Frederick had already telegraphed to Aunt Mary before his departure that I was in want of her help, and she came a few hours later to me. She found me senseless and in great danger.

For several weeks I hovered between life and death. My child died the day of its birth. The mental pain, which parting from my beloved husband had caused me, just at the time when I wanted all my strength to master the bodily pain, had rendered me incapable of bearing up against it, and I was near succumbing altogether.

The physician was obliged by his plighted word to send my poor husband the sorrowful news that the child was dead, and the mother in danger of death.

As to the news which came from him, they could not be communicated to me. I knew no one and was delirious day and night. A strange delirium. I brought back with me a feeble reminiscence of it into the period of recovered consciousness, but to reproduce this in reasonable words would be impossible for me. In the abnormal whirl of the fevered brain, conceptions and images form themselves for which there is no expression in language suitable to our normal thoughts. Only so much can I set down—and I have attempted to fix the fantastic sketch in the red volumes—that I confused the two events—the war and my confinement—together. I fancied that cannon and naked weapons (I distinctly felt the bayonet thrusts) were the instruments of delivery, and that I was lying there the prize of contention between two armies rushing on each other. That my husband had marched out I knew, but I saw him still in the form of the dead Arno, while by my side Frederick dressed as a sick nurse was stroking the silver stork. Every moment I was awaiting the bursting shell which was to shatter us all three—Arno, Frederick, and me—to pieces, in order that the child could come into the world, who was destined to rule over “Denstein, Schlesmark, and Holwig.” ... And all this gave me such unspeakable pain and was so unnecessary.... There must, however, be some one somewhere who could change it and remove it all, who could lift off this mountain from my heart and that of all humanity by some word of power; and I was devoured with a longing to cast myself at this somebody’s feet and pray to him: “Help us! for the sake of mercy and justice help us! Lay down your arms! down!” With this cry on my lips I woke one day to consciousness. My father and Aunt Mary were standing at the foot of the bed, and the former said to me to hush me:—

“Yes, yes, child, be quiet. All arms down.”

This recovery of the sense of personality after a long suspension of the intellect is certainly a strange thing. First the joyful astonished discovery that one is alive, and then the anxious questioning with oneself who one really is....

But the sudden answer to that question, which burst in with full light upon me, changed the just awakened pleasure of existence into violent pain. I was the sick Martha Tilling, whose new-born child was dead, and whose husband was gone to battle.... How long ago? That I knew not.

“Is he alive?—have you letters there?—messages?” were my first questions.

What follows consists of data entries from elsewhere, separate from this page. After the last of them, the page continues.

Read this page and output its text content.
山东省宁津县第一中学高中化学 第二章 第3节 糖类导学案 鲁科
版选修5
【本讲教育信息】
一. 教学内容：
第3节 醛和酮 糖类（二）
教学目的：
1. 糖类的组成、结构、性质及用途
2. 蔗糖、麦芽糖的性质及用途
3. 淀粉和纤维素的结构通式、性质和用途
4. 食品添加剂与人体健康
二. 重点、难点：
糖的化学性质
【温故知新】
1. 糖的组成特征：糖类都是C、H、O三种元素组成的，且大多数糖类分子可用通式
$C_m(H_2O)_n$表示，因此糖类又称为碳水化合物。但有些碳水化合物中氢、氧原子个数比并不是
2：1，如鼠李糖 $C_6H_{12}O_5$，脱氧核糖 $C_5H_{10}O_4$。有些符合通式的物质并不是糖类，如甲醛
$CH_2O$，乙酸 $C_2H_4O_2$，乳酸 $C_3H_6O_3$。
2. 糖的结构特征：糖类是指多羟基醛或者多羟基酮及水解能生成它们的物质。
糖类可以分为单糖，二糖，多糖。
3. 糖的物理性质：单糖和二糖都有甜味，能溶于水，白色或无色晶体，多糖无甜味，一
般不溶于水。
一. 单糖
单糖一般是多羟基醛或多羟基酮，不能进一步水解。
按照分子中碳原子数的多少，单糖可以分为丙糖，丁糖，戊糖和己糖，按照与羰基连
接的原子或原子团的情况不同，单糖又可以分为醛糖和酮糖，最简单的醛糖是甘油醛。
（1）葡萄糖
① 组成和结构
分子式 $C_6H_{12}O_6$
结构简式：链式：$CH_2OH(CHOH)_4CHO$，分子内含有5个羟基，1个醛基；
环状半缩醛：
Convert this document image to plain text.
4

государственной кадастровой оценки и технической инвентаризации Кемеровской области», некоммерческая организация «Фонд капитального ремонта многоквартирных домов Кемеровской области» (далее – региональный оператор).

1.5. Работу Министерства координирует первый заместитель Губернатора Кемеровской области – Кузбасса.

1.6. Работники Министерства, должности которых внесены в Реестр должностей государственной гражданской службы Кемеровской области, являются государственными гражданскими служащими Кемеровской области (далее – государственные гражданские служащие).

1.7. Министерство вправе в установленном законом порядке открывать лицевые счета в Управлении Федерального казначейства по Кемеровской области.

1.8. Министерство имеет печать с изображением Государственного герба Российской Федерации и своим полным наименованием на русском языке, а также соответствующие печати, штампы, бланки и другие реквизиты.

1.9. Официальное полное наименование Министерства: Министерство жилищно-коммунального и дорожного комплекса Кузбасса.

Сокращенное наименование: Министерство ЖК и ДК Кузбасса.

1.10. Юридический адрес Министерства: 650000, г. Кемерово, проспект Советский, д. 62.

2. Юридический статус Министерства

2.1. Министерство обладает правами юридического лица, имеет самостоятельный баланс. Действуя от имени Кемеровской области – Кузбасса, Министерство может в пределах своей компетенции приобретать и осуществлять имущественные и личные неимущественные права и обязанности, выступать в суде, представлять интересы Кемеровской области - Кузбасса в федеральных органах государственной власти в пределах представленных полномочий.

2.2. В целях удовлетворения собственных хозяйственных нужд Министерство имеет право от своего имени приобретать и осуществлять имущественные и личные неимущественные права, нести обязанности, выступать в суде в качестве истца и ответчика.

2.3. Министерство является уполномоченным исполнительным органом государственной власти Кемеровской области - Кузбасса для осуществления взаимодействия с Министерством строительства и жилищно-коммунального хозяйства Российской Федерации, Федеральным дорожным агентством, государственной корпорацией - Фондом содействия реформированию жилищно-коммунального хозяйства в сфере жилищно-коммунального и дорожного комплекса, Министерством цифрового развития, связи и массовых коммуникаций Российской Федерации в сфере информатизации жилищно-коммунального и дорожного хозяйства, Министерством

Yes; there was quite a little heap of letters and telegrams piled up which had come during my illness. Most of them were merely inquiries after my condition, requests for daily, and as far as possible, hourly information. This, of course, was so long as the writer was at places where the telegraph could reach him.

I was not permitted to read Frederick’s letters at once; they thought it would excite me too much and disturb me; and now that I was hardly awake out of my delirium I must, before all things, have repose. They could tell me as much as this: “Frederick was unhurt up to the present time”. He had already been through several successful engagements. The war must now soon be over. The enemy maintained themselves at Alsen only; and if this position once were taken our troops would return, crowned with glory. This was what my father said for my comfort, and Aunt Mary gave me the history of my illness. Several weeks had now passed since her arrival, which was the very day on which Frederick departed, and my child was born and died. Of that I had preserved a recollection, but what passed in the interval—my father’s arrival—the news that had come from Frederick—the course of my illness—of all that I knew nothing. Now I heard for the first time that my condition had become so much worse that the medical men had quite given me up, and my father had been called to see me “for the last time”. The bad news must certainly have been sent to Frederick; but the better news also—for the doctors had given hope again some days ago—must by this time have reached him.

“If he himself is still alive,” I struck in, with a deep sigh.